Когда он вышел из тени на свет уличного фонаря, она отшатнулась, взвизгнула от неожиданности и инстинктивно схватилась за лежавшую в сумке металлическую короткую палку с набалдашником, которую с гордостью называла своим оружием.
— Где вас черти носят?
— Я... Тьфу, как вы напугали меня, Стивенсон!
Эйджи вынула из сумки дрожащую руку. Она терпеть не могла, когда ее пугали. Сознание собственной уязвимости приводило ее в неистовство.
— Что вы здесь делаете? Выскочили, как чертик из табакерки!
— Высматриваю вас. Вы когда-нибудь бываете дома?

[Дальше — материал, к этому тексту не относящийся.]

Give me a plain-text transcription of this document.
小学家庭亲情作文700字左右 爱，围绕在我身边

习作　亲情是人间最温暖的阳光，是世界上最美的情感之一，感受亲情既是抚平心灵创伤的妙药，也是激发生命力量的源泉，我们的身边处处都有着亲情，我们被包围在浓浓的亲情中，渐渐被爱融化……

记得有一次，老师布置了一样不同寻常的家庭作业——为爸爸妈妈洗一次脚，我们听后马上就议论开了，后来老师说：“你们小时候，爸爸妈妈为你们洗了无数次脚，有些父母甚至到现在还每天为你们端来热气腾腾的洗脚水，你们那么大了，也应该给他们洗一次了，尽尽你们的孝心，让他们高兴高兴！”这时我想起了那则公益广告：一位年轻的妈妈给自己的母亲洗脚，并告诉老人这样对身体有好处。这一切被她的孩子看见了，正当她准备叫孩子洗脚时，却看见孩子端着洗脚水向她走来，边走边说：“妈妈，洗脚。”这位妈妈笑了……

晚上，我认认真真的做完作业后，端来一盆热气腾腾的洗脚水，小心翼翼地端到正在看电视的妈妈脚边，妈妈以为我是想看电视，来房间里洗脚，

— Стивенсон, сегодня воскресенье, а по воскресеньям я обедаю у родителей. В гостях я была, понятно? — Она сделала несколько шагов, вынула ключ и вставила его в замочную скважину.— Что вам нужно?
— Майк смылся...
Она застыла на пороге, и он налетел на нее.
— Как смылся?
— Днем он был на кухне, а когда Монти на секунду отвернулся, он слинял. Я нигде не могу его найти.— Он был зол на Майкла, на Эйджи, на себя и с трудом сдерживался, чтобы не проломить кулаком стену.— Я потратил почти пять часов, но так и не нашел его.
— Ладно, без паники.— Она, задумавшись, миновала маленький вестибюль и подошла к лифту.— Еще рано, всего десять часов. Он знает дорогу.
— В том-то и беда,— раздраженно буркнул Олаф, входя вместе с ней в кабину,— что он знает ее слишком хорошо. Ему было приказано сообщать мне, где он находится и когда вернется. Уверен, что он болтается с «каннибалами».
— Ну, не проведет же он с ними всю ночь.— Эйджи продолжала напряженно думать, пока лифт поднимался на четвертый этаж.— У нас два выхода: либо самим объездить весь город, либо позвонить в полицию.
— В полицию?
Она оставила дверь открытой и вошла в холл, сказав лишь одно слово:
— Джон.
— Никаких копов! — быстро возразил Олаф, хватая ее за руку.— Я не собираюсь натравливать на него полицейских!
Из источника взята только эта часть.